Quando si dice l’acquolina in bocca non ci si vuol certo riferire

all’acqua in sé, ma piuttosto alla pregustazione mentale di un altra

bevanda o vivanda. Infatti l'espressione deja goute indica il

concetto del già gustato, evidenzia come il riconoscimento

gustativo si basi sul confronto con esperienze passate. Alcuni

semiologi hanno introdotto il termine sanzione, intesa come fase

della trama narrativa in cui si dichiara realizzato il volere iniziare.

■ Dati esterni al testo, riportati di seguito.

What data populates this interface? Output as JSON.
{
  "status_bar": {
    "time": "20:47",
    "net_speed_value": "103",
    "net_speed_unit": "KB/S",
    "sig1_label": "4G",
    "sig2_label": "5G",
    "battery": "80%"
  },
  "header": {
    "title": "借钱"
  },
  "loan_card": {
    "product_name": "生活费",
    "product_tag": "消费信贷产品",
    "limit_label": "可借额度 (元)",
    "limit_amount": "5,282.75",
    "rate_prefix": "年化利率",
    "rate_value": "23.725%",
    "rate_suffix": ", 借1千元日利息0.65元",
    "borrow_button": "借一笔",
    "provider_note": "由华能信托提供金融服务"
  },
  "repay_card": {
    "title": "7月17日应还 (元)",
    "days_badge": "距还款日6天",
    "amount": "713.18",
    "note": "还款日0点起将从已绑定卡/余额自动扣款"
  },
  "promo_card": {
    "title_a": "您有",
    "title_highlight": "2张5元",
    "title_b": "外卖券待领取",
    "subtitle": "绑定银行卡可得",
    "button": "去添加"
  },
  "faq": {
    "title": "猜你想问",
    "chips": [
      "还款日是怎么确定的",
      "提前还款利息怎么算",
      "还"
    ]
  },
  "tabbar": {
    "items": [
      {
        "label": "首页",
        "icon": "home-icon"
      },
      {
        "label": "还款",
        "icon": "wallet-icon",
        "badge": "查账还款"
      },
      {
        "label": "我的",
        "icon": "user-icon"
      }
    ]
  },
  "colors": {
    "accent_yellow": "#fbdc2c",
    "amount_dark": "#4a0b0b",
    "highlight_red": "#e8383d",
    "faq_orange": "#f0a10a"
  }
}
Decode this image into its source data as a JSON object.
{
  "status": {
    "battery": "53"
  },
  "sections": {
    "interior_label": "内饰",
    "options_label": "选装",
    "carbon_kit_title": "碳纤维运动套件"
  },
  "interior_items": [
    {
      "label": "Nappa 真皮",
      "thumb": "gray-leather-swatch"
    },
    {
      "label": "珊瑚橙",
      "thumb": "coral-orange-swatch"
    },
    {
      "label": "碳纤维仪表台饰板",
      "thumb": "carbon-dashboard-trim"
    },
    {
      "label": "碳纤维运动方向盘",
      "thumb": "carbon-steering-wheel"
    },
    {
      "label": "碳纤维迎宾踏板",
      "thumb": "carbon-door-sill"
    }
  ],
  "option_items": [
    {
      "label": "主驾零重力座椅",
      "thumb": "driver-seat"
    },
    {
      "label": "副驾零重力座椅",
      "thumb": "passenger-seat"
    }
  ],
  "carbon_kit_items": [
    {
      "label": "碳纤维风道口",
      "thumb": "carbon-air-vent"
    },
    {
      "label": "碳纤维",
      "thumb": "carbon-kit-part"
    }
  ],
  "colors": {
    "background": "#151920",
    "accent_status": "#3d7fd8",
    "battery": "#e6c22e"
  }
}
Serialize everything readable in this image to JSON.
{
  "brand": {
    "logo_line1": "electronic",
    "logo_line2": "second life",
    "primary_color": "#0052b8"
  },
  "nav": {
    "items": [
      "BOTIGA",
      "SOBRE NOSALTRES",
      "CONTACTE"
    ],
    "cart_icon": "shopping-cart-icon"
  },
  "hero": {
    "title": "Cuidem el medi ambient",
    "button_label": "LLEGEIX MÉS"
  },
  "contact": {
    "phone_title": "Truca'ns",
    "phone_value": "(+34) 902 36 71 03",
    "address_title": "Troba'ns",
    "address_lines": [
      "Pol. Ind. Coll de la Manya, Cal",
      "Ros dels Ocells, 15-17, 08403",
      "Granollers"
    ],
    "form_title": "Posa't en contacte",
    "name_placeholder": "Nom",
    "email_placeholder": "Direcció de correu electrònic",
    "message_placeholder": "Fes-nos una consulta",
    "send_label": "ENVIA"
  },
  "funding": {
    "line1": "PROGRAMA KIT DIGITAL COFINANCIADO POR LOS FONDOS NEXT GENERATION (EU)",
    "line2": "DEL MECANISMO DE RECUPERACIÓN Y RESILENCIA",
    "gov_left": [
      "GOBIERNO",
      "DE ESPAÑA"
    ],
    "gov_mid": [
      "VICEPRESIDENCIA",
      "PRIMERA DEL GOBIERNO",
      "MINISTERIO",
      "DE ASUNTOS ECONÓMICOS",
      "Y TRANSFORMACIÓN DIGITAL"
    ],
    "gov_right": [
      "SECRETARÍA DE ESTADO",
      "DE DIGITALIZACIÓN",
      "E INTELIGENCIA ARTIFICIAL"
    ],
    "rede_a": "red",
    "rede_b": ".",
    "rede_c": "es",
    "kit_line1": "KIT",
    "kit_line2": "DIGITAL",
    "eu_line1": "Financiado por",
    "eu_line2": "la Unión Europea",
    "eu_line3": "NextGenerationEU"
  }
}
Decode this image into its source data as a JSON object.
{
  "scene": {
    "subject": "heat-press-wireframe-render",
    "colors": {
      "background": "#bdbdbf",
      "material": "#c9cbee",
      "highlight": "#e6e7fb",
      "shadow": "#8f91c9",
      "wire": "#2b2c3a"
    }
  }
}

Come suggerisce Piero Ricci, se si può cogliere una sorta di analogia

tra l’arte culinaria e la struttura canonica del racconto, è perché il

pasto stesso può essere interpretato come un testo vero e proprio. Il

giudizio di gusto per Marsciani si definisce come un atto conclusivo

che sembra corrispondere a una sanzione. Vi sono due diversi tipi di

giudizio: un giudizio di gusto e un giudizio cognitivo con due tipi di

sanzioni corrispondenti.

Cap. II Cinema e tracce di sensorialità

Il cinema sembra servirsi di strumenti specifici del proprio

linguaggio per rappresentare i sensi che non gli appartengono,

sfruttando il movimento. Il pubblico di un film ha a che fare con uno

spettacolo che si svolge in una sala buia, con un immagine

proiettata su uno schermo e delle casse che emettono suoni. Ilaria

Congiù si è interessata a cogliere le varie tappe tecnologiche che

starebbero portando il cinema verso la cosiddetta immersività

sensoriale, fino ad arrivare al Dolby surround, effetto bagno, che

troviamo in Guerre Stellari. Nell'idea di Morin Si può cogliere una

dialettica interna al dispositivo cinematografico che vede opporsi

verità oggettiva dell’immagine da una parte e partecipazione

soggettiva dello spettatore dall’altra. In questo senso il cinema

sembra diventare continuamente un po’ più comodo per i sensi.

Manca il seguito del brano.